Review of 'Marx, Tocqueville, and Race in America', August Nimtz, Lexington Books £20.95
Central to the argument in this book is Marx's famous comment in Capital, 'Labour cannot emancipate itself in the white skin where in the black skin it is branded.' This, Nimtz argues, underpinned Marx and Engels' approach to the American Civil War (1861 to 1865). At stake was the development of the American working class - and indeed of the European working class - not only the fate of the black slaves. Thus Nimtz shows how important race was to Marx and Engels' understanding of class - contrary to received wisdom.
Nimtz's starting point is democracy. The most famous 19th century account of democracy in America was that of the French thinker De Tocqueville. Whatever the strengths in De Tocqueville's pioneering work, Nimtz shows that the failure to confront slavery arose because the institution (which he opposed) raised critical questions about private property and class relationships.
If the lesson De Tocqueville learned from the struggle for democracy in the 1848 French Revolution was that it was better to compromise on democracy than on the existence of private property, Marx and Engels drew the opposite conclusion. Since the bourgeoisie could not be trusted to push the democratic revolution to its conclusion because they feared the class below much more than they did the class above, then it would have to be the working class that settled democratic accounts with reaction - and in the process strike out on a path of its own.
Nimtz's argument is that it was this lesson Marx and Engels applied to the American Civil War. Slavery was a backward mode of production. History required its replacement by 'free labour' capitalist relations. But the Northern bourgeoisie, like its French counterparts in 1848, preferred temporising to confrontation. Even Lincoln would not decree the abolition of slavery until it became plain that war waged in defence of the union was insufficient to defeat the Confederate South.
For this to happen, Nimtz argues, two things were required: one, that there should be mobilisation from below to push forward the bourgeois democratic struggle to abolish slavery; and two, that there should be conscious political intervention by what today we would call a revolutionary party.
Hence, on the one hand, the First International, under Marx's inspiration, marshalled support for Lincoln - in particular among (white) workers in Britain - and very successfully too. On the other hand, American communists, mostly German veterans of the 1848 revolutions, organised to win the ideological battle among workers to support black liberation.

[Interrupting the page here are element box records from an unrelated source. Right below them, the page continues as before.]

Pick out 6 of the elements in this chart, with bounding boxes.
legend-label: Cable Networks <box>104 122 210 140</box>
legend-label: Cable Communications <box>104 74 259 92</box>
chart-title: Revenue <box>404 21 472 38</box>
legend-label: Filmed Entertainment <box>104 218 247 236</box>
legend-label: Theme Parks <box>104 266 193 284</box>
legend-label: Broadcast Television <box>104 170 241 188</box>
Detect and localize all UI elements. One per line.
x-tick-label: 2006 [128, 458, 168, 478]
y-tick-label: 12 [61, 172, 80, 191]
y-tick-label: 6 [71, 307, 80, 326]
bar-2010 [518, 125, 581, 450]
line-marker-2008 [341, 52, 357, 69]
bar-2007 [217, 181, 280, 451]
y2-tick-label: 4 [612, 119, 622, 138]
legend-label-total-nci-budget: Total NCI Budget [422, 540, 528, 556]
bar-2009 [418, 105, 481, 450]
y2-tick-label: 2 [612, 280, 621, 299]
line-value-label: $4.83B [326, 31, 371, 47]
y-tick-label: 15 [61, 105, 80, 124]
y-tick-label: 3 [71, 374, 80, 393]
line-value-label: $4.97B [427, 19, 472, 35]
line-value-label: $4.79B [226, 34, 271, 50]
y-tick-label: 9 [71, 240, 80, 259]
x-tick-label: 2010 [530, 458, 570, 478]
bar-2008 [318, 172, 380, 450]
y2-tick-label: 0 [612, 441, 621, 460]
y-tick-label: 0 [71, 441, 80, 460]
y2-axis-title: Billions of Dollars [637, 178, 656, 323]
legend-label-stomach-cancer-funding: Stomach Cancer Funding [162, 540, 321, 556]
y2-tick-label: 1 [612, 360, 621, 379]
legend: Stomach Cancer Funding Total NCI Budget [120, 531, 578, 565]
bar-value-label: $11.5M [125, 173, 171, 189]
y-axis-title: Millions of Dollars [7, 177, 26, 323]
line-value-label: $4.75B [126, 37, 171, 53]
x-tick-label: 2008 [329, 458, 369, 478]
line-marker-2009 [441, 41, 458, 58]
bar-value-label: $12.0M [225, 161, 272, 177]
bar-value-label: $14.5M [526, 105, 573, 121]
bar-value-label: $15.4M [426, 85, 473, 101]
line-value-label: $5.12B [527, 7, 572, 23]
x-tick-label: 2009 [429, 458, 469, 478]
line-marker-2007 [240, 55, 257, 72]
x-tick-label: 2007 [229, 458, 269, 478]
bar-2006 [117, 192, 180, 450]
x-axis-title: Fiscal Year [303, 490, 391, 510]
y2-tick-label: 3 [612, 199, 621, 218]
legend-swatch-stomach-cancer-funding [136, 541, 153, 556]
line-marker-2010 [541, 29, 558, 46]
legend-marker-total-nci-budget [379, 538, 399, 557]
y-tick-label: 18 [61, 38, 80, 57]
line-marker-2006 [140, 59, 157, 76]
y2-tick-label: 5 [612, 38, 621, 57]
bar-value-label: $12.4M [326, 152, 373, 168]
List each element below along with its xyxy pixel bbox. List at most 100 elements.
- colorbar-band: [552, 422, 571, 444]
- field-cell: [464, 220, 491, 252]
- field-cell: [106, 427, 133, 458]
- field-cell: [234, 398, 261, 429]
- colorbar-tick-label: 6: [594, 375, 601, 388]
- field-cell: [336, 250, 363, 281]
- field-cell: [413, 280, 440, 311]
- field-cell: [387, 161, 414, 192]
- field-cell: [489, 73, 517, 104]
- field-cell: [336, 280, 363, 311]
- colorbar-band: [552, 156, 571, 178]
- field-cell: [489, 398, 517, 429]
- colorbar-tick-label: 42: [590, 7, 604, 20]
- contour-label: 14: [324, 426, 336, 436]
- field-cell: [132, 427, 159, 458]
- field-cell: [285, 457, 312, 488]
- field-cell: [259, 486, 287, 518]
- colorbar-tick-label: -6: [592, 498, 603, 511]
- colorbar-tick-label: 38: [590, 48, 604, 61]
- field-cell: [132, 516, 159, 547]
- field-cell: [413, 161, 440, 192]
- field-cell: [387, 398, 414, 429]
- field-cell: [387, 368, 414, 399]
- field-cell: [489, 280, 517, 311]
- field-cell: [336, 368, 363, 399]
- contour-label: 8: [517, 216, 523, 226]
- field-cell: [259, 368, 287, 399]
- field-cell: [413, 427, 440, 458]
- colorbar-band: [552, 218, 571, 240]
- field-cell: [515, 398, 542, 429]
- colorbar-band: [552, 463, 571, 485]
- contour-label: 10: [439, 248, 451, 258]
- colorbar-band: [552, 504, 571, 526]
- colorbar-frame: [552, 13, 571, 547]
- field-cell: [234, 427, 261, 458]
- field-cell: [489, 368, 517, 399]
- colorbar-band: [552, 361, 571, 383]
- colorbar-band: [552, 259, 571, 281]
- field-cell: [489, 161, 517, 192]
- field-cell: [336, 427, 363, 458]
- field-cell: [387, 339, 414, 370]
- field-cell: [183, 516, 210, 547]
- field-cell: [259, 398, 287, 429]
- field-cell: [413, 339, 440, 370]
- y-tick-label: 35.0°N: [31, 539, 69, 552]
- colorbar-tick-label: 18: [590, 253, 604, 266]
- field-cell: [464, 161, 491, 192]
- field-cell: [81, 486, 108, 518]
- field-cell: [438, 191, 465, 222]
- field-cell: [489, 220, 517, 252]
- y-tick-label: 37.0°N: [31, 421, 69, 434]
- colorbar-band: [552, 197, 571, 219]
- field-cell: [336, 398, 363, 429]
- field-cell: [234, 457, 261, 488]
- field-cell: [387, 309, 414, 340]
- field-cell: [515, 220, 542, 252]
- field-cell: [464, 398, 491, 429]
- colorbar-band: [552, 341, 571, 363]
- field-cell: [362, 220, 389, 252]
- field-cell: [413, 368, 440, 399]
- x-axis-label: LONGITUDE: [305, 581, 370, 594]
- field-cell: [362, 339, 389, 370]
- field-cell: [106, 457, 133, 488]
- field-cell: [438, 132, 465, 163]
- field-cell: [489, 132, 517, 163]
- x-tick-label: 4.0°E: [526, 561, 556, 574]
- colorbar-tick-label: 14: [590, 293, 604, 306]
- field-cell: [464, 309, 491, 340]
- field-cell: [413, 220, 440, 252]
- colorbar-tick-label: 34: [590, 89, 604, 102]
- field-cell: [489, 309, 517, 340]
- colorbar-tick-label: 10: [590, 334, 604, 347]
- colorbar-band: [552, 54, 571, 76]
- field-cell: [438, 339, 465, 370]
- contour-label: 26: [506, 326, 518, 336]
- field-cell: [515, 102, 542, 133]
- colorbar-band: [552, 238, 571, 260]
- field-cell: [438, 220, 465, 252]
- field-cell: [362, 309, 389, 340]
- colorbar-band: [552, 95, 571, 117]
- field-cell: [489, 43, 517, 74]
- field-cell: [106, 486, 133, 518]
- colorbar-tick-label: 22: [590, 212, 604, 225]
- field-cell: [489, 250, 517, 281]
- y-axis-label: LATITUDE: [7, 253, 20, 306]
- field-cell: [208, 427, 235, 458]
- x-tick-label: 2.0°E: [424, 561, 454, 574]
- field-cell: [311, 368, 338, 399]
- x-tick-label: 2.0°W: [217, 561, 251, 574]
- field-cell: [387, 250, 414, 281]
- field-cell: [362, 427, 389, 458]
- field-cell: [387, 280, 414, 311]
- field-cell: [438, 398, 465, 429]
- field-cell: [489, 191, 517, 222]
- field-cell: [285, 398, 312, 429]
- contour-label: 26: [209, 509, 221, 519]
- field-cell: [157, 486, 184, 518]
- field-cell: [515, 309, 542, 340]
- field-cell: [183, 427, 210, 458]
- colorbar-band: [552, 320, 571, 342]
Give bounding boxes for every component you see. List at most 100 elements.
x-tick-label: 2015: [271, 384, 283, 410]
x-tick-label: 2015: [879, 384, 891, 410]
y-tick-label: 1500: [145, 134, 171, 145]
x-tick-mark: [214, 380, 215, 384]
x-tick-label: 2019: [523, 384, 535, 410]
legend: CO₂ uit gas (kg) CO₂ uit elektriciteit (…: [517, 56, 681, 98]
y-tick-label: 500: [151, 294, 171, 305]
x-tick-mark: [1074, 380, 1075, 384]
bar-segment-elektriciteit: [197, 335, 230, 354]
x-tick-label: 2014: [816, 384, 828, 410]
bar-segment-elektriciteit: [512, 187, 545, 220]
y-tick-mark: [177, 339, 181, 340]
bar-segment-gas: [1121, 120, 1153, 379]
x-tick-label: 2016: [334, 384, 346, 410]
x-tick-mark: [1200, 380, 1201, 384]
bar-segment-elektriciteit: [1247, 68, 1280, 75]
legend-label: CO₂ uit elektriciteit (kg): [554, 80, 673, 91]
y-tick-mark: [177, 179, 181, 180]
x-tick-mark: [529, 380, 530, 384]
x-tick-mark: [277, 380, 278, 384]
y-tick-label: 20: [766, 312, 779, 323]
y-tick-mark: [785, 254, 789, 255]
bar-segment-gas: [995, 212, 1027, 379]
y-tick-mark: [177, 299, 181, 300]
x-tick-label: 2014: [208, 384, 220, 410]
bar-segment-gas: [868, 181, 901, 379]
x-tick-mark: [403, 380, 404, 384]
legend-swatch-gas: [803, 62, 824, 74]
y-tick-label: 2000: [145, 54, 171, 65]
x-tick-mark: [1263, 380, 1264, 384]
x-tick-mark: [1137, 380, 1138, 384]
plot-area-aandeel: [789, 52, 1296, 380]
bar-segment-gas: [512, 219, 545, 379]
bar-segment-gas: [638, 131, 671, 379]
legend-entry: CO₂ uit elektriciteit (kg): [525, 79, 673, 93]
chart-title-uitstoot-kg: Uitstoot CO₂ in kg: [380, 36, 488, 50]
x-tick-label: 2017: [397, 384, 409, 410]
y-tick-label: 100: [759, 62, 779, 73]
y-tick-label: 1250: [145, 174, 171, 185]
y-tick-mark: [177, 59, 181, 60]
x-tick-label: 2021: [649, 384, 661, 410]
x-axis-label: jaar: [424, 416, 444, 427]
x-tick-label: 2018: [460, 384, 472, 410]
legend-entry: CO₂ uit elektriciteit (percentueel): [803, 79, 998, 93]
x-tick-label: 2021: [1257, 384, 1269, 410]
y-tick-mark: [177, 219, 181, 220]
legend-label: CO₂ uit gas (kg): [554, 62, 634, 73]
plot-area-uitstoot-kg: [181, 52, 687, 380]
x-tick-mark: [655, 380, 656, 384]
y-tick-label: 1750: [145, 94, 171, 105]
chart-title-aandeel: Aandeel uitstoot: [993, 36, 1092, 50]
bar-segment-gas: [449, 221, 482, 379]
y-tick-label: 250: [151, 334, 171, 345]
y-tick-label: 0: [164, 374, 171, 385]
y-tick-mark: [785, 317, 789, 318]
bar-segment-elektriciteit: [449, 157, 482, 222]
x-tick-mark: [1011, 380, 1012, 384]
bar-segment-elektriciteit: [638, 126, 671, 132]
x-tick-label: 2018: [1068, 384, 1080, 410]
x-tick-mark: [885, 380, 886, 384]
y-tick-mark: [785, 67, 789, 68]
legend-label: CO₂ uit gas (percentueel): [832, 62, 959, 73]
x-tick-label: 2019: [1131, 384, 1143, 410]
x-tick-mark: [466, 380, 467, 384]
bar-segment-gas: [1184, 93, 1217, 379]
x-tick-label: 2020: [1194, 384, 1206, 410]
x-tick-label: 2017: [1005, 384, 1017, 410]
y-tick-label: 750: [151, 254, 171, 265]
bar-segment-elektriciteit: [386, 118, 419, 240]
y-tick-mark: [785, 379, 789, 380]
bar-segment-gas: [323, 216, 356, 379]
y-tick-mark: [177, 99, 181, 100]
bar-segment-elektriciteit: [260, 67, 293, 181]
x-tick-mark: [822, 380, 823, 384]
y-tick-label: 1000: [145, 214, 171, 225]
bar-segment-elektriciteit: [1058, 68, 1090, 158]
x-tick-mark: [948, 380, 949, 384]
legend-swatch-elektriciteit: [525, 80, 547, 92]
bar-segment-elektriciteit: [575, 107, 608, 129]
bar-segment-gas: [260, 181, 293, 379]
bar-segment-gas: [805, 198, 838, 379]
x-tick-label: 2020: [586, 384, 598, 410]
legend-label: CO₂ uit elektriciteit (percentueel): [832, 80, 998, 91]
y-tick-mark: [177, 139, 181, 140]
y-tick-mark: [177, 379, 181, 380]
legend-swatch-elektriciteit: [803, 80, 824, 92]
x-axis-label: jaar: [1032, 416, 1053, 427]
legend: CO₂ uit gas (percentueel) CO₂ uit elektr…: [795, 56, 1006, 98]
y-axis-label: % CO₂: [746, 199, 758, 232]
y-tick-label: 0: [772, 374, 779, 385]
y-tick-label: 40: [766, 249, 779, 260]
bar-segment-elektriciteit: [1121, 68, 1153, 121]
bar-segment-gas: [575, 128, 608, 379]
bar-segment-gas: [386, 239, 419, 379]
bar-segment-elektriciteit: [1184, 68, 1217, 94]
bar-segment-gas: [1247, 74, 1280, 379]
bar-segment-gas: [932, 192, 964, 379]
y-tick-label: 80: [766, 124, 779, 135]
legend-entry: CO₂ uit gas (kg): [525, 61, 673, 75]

In some of the most fascinating pages in this book Nimtz marshals evidence to show how revolutionary Marxist ideas directly shaped these interventions. It was mostly ex-German working class communities which rose to the task. Elsewhere - as with Irish workers in New York where revolutionary ideas had no presence - the fear of competition from an influx of freed blacks led to reactionary riots.
Communists did not just carry out ideological or agitational work. They even enrolled in the Union army. Willich, a close political friend of Marx's and a veteran of 1848, became a major general, the only communist ever to achieve that rank in the US. As a communist general he pioneered a revolutionary approach to soldiering.
Nimtz's argument is that Marx and Engels hoped that with the defeat of the slave-owners a new unity would emerge enabling the American working class as a whole to struggle for a new social order. In the event, their optimism proved unfounded. The victorious North was not prepared to carry through Reconstruction, preferring accommodation with the old slave-owning class. Working class unity was destroyed - setting back not just the interests of black but of white workers. It is this, Nimtz claims, more than any American exceptionalism, which explains why the US failed to develop mass socialist organisations.
Nimtz's argument is not just for academics. His concluding chapter emphasises its relevance for today and he draws on his own experience to show how what he calls the Second Reconstruction (the civil rights movement of the 1960s) once again put the question of unity among black and white workers on the agenda.
Regrettably the book is littered with misspellings and bad punctuation. Nevertheless, and despite my disagreement with some of his judgements on contemporary issues, this is a splendid book which every activist should read and learn from.